The construction sector, restaurants and professional firms all added jobs in the month, but declines in Census jobs and other public-sector cuts offset that hiring to push statewide unemployment to an all-time high of 14.4 percent, the state Department of Employment, Training & Rehabilitation said this morning. That's up from 14.3 percent in July and 12.5 percent in August 2009.

Thanks to seasonal hiring among resorts and other employers, joblessness in Clark County edged down to 14.7 percent, from a record 14.8 percent in August. Unemployment in Las Vegas came in at 13 percent in the same month a year ago.

Nevada has claimed the highest jobless rate in the nation since it bumped Michigan out of the top spot in May. Nationally, unemployment was 9.6 percent in August.

The boost in joblessness across the Silver State came as more than 10,000 workers left the workforce, either because they've given up on finding jobs or because they think they'll have better luck finding work in other states. Nearly 200,000 Nevadans, including 142,000 Las Vegans, lacked work and were looking in August. Factor in discouraged workers who've quit looking and underemployed part-timers who'd rather work full time, and the state's jobless rate surges past 20 percent, economists say.

The officials who compile Nevada's jobless data point out that the downward spiral of the state's labor market has eased substantially over a year ago: Employment statewide is down 1.8 percent from August 2009, a significantly smaller decline than the 10.6 percent falloff the state experienced from 2008 to 2009. Still, they said, a weak economic outlook will likely hamper any major improvements in the Nevada job market for the foreseeable future.

Nevada's private employers added 2,300 jobs in the month, including 700 construction positions, 700 jobs in food and beverage services and accommodation, and 500 posts in professional and business services, which includes law firms, architecture studios and accounting businesses. But the public sector offset those gains by slashing 3,000 positions, including 1,900 Census jobs.

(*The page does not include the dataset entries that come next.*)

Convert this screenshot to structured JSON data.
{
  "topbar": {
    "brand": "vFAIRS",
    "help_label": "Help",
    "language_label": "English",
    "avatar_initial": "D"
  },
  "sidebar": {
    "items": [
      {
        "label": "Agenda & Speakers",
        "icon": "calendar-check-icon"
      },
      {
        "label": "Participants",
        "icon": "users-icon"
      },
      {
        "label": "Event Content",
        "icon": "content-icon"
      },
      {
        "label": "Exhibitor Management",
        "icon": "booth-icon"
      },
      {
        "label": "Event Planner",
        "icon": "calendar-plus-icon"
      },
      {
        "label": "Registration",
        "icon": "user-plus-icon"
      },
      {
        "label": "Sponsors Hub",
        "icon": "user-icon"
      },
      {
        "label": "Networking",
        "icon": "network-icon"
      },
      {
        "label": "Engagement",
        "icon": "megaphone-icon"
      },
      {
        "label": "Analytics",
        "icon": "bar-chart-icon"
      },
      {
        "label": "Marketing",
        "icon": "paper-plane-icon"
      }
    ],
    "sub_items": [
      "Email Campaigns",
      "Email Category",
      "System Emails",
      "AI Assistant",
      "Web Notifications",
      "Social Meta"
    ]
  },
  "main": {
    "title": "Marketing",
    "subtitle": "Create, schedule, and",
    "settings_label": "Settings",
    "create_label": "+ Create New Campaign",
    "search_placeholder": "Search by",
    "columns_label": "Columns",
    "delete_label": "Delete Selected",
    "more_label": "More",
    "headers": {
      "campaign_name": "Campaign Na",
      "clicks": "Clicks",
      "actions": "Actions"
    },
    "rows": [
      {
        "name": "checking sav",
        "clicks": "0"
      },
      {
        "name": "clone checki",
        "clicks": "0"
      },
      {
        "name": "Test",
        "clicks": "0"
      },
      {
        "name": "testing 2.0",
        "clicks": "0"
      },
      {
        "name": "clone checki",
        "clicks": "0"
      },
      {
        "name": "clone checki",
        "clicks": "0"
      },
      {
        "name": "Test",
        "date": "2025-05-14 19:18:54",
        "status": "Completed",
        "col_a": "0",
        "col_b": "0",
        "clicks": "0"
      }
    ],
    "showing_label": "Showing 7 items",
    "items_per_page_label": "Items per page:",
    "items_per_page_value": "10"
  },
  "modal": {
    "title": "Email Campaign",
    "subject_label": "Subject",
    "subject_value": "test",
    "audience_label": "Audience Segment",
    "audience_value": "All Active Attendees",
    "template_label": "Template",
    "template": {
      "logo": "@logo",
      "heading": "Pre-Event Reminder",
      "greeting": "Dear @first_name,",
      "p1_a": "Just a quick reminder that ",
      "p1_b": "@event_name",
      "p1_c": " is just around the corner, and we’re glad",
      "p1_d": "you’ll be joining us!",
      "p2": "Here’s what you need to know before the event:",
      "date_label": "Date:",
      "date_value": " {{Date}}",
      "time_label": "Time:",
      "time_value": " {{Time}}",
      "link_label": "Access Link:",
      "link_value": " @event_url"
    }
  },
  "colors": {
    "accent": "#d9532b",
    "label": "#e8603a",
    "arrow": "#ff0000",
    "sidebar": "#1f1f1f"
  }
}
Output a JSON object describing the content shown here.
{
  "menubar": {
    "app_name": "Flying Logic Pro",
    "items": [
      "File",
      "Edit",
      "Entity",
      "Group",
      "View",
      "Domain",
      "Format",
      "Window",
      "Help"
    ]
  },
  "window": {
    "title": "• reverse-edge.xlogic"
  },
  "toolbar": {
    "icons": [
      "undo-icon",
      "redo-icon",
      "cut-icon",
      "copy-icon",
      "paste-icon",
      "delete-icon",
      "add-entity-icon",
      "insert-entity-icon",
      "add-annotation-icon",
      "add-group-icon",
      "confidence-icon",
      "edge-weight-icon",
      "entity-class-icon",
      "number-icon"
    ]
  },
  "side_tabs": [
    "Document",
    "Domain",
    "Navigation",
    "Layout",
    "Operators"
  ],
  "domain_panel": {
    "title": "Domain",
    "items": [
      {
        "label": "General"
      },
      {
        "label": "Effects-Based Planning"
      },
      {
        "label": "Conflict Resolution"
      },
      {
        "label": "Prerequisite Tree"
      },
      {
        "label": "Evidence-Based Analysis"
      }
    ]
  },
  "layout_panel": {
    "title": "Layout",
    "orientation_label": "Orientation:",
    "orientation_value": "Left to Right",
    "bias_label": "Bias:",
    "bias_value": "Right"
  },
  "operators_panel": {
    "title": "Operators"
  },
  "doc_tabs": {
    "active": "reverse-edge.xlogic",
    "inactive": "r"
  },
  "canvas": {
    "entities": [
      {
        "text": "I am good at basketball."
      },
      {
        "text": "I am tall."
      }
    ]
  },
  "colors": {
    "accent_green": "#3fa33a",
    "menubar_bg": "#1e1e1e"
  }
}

The employment department also emphasized the especially hard times younger workers are experiencing in the downturn. The jobless rate among workers 24 and under is nearly twice as high as overall unemployment.

Bill Anderson, chief economist for the employment department, attributed the difference to higher turnover as younger workers seek better opportunities and tough competition from a flood of experienced workers entering the job market.

"Older workers are entering the labor force due to recessionary factors, as well as the fact that their numbers have increased," Anderson said." The 'graying' of the Baby Boom generation accounts for a growing population of workers age 65 and older. The recession has devastated household wealth in Nevada, including the retirement accounts of older workers, pushing many of them back into the labor force or making them work longer than expected. Many of these workers are competing for jobs traditionally filled by younger workers."

Employers find older workers attractive for their extensive experience, their work ethic and their strong degree of loyalty, Anderson said.

Because of shifts in Nevada's population distribution and expectations for future job growth, older workers should continue to crowd out younger workers for some time, he said.